An electron-deffective reactant attacks (is attacked by) benzene's pi cloud, electron rich, rendering a new benzene derivative (aromaticity is preserved) where a hydrogen ends up substituted by a functional group.
Such kind of reaction is called Aromatic Electrophilic Substitution (SEAr).
The reaction takes place when the benzene's HOMO (Highest Occupied Molecular Orbital) turns over electrons to the electrophile's LUMO (Lowest Unoccupied Molecular Orbital) leading to a positively-charged non-aromatic intermediate (benzenonium ion).
Bencene's reacting carbon swaps its initial trigonal sp2 hybridization to the tetrahedral sp3 in the benzenonium ion intermediate.
The intermediate benzenonium ion, although higher in energy due to its aromaticity loss, bears a certain stability because the positive charge can be somewhat delocalized over the ortho and para positions relative to the attack site.
The loss of a proton regenerates the aromaticity.

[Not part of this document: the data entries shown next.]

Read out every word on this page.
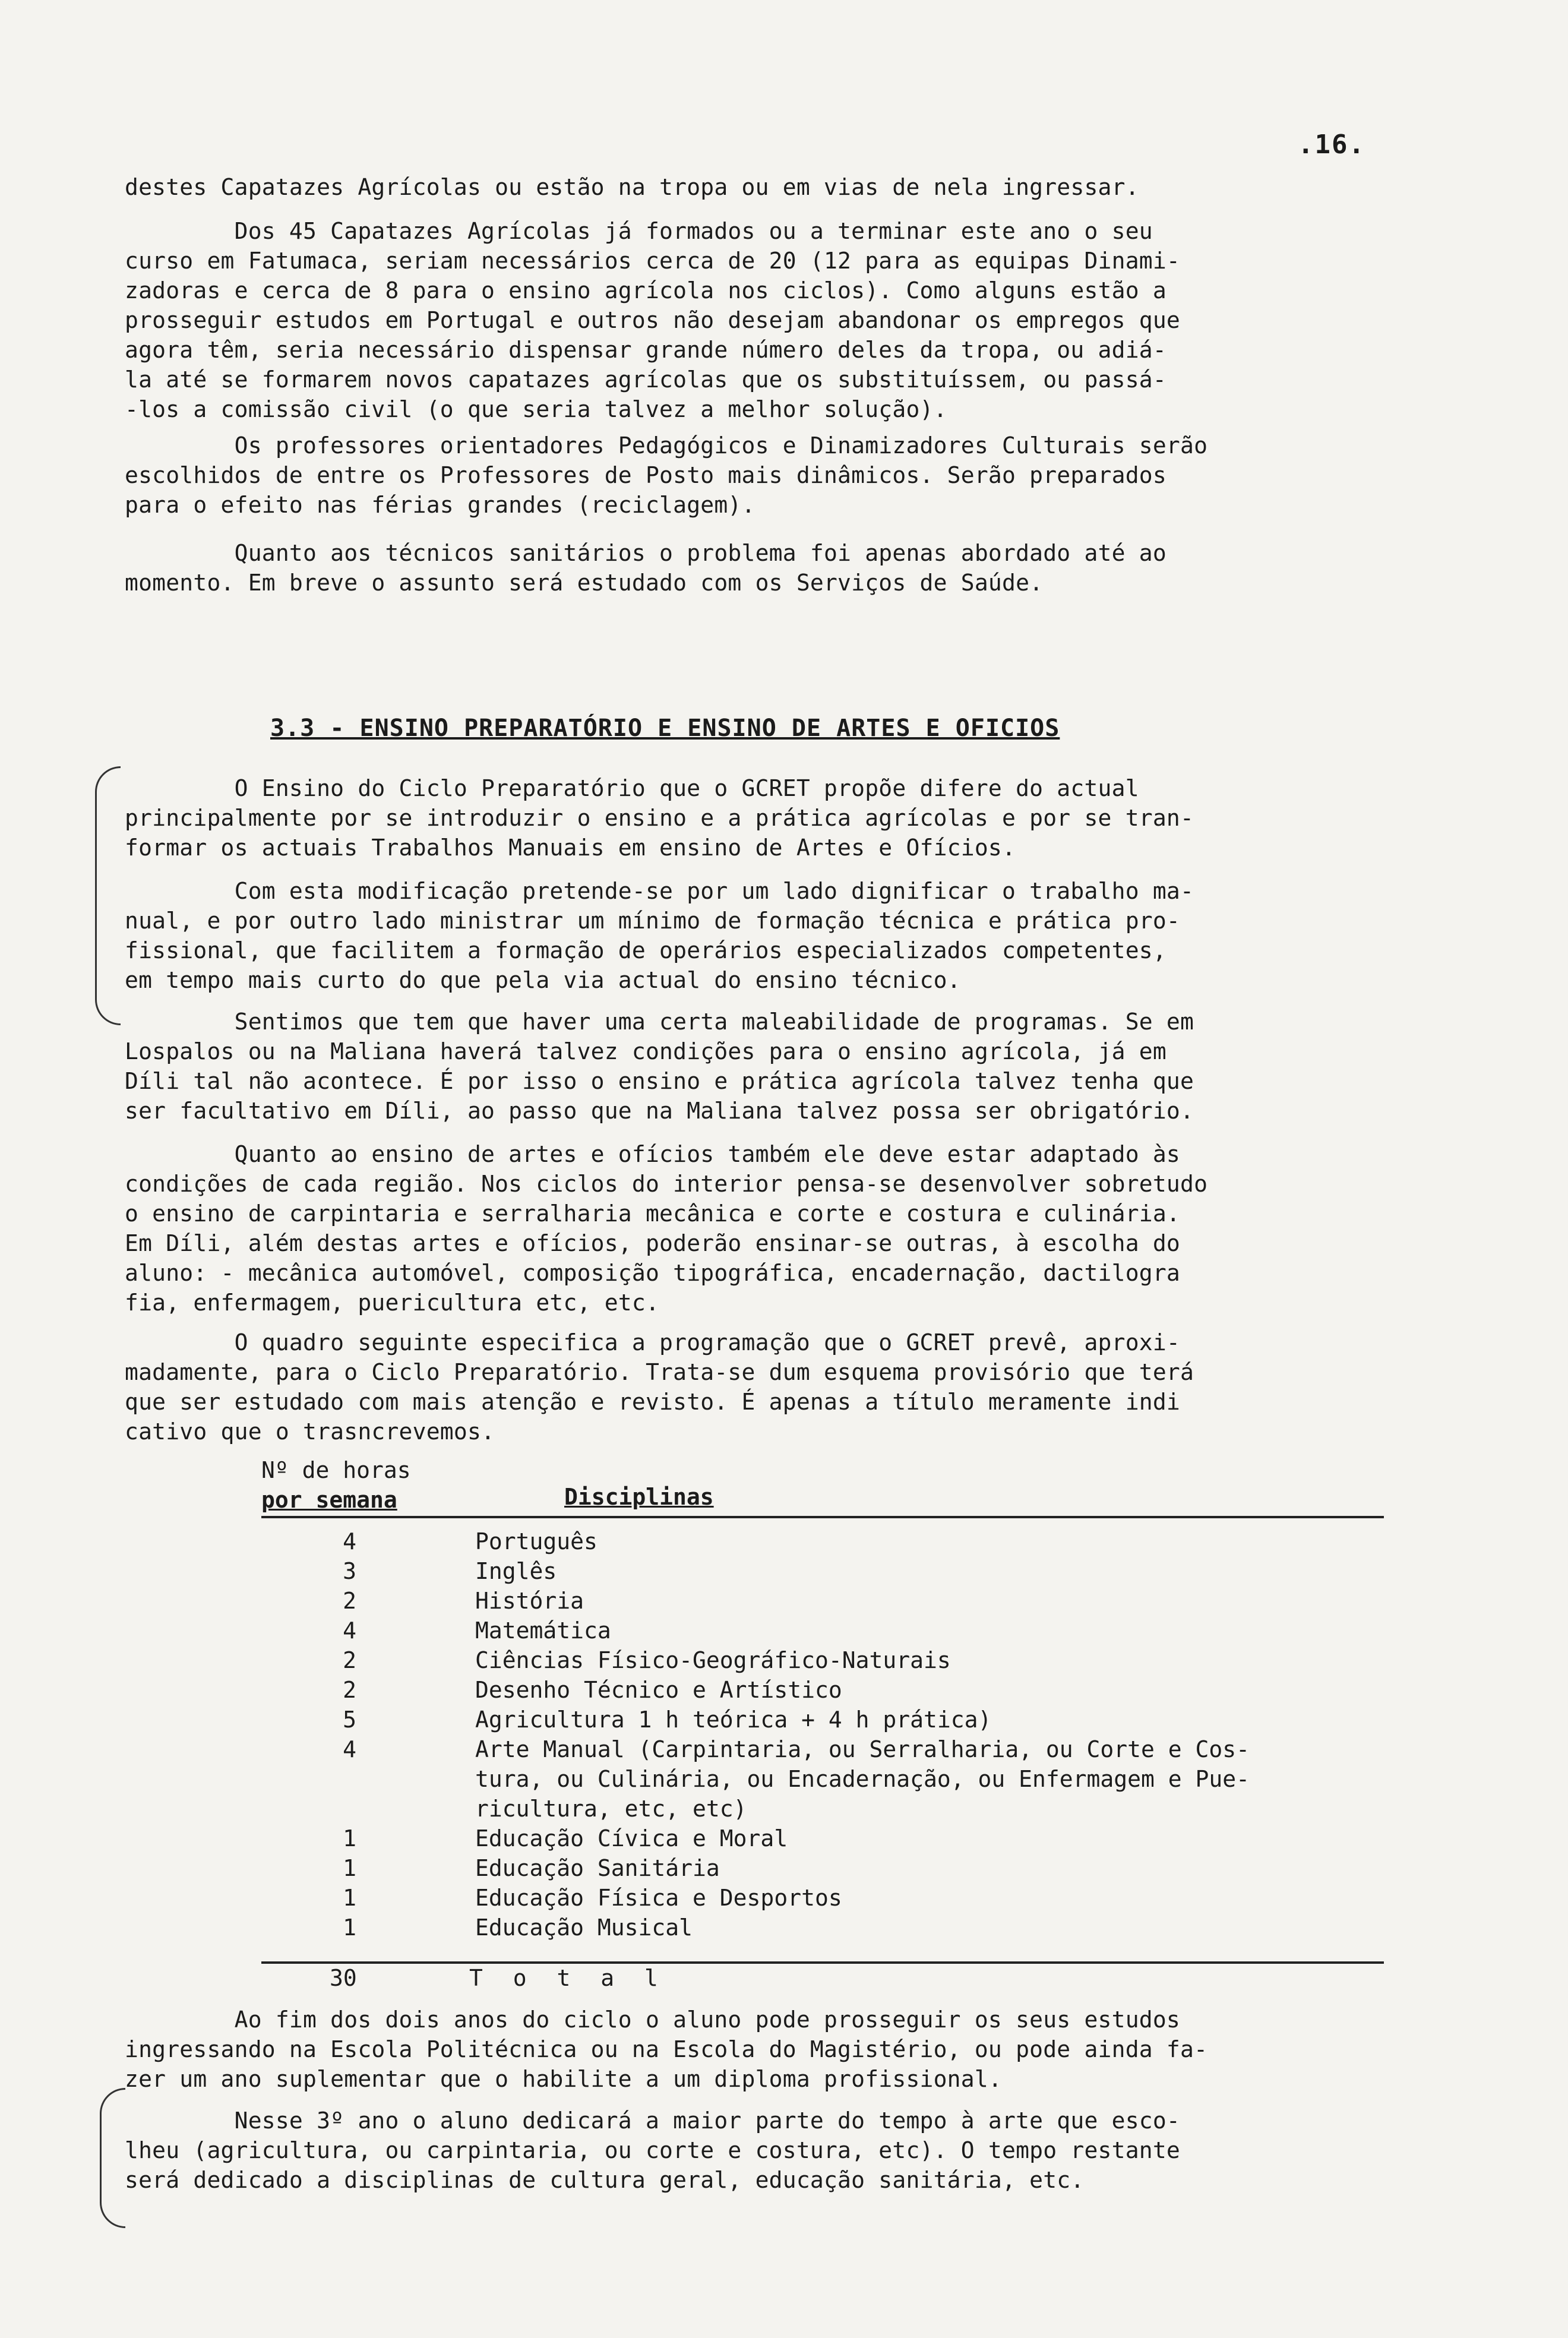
.16.
destes Capatazes Agrícolas ou estão na tropa ou em vias de nela ingressar.
Dos 45 Capatazes Agrícolas já formados ou a terminar este ano o seu
curso em Fatumaca, seriam necessários cerca de 20 (12 para as equipas Dinami-
zadoras e cerca de 8 para o ensino agrícola nos ciclos). Como alguns estão a
prosseguir estudos em Portugal e outros não desejam abandonar os empregos que
agora têm, seria necessário dispensar grande número deles da tropa, ou adiá-
la até se formarem novos capatazes agrícolas que os substituíssem, ou passá-
-los a comissão civil (o que seria talvez a melhor solução).
Os professores orientadores Pedagógicos e Dinamizadores Culturais serão
escolhidos de entre os Professores de Posto mais dinâmicos. Serão preparados
para o efeito nas férias grandes (reciclagem).
Quanto aos técnicos sanitários o problema foi apenas abordado até ao
momento. Em breve o assunto será estudado com os Serviços de Saúde.
3.3 - ENSINO PREPARATÓRIO E ENSINO DE ARTES E OFICIOS
O Ensino do Ciclo Preparatório que o GCRET propõe difere do actual
principalmente por se introduzir o ensino e a prática agrícolas e por se tran-
formar os actuais Trabalhos Manuais em ensino de Artes e Ofícios.
Com esta modificação pretende-se por um lado dignificar o trabalho ma-
nual, e por outro lado ministrar um mínimo de formação técnica e prática pro-
fissional, que facilitem a formação de operários especializados competentes,
em tempo mais curto do que pela via actual do ensino técnico.
Sentimos que tem que haver uma certa maleabilidade de programas. Se em
Lospalos ou na Maliana haverá talvez condições para o ensino agrícola, já em
Díli tal não acontece. É por isso o ensino e prática agrícola talvez tenha que
ser facultativo em Díli, ao passo que na Maliana talvez possa ser obrigatório.
Quanto ao ensino de artes e ofícios também ele deve estar adaptado às
condições de cada região. Nos ciclos do interior pensa-se desenvolver sobretudo
o ensino de carpintaria e serralharia mecânica e corte e costura e culinária.
Em Díli, além destas artes e ofícios, poderão ensinar-se outras, à escolha do
aluno: - mecânica automóvel, composição tipográfica, encadernação, dactilogra
fia, enfermagem, puericultura etc, etc.
O quadro seguinte especifica a programação que o GCRET prevê, aproxi-
madamente, para o Ciclo Preparatório. Trata-se dum esquema provisório que terá
que ser estudado com mais atenção e revisto. É apenas a título meramente indi
cativo que o trasncrevemos.
Nº de horas
por semana	Disciplinas
4	Português
3	Inglês
2	História
4	Matemática
2	Ciências Físico-Geográfico-Naturais
2	Desenho Técnico e Artístico
5	Agricultura 1 h teórica + 4 h prática)
4	Arte Manual (Carpintaria, ou Serralharia, ou Corte e Cos-
tura, ou Culinária, ou Encadernação, ou Enfermagem e Pue-
ricultura, etc, etc)
1	Educação Cívica e Moral
1	Educação Sanitária
1	Educação Física e Desportos
1	Educação Musical
30	T o t a l
Ao fim dos dois anos do ciclo o aluno pode prosseguir os seus estudos
ingressando na Escola Politécnica ou na Escola do Magistério, ou pode ainda fa-
zer um ano suplementar que o habilite a um diploma profissional.
Nesse 3º ano o aluno dedicará a maior parte do tempo à arte que esco-
lheu (agricultura, ou carpintaria, ou corte e costura, etc). O tempo restante
será dedicado a disciplinas de cultura geral, educação sanitária, etc.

The lost proton is captured by E+'s counterion.
Have a look at the attack in movement. The electrophile approaches the aromatic ring in a perpendicular trajectory to the ring plane, just in the very direction of the "p" orbital of the reacting carbon.
As long as the new bond is being formed, the reacting carbon gradually changes from a trigonal stance to a tetrahedral layout.
The energy diagram of the SEAr is as follows:
Which is the overall energy balance for the SEAr with chlorine for instance?:
deltaHº = (deltaHº)Cl-Cl + (deltaHº)H-C6H5 -[(deltaHº)H-Cl + (deltaHº)ClC6H5] = = 58 + 111 - (103 +96) = -30 kcal/mol
The SEAr reactions are usually theromodynamically favorable.
Catalysts are generally used in order to lower the activation energy and get the reaction proceeding at a reasonable rate.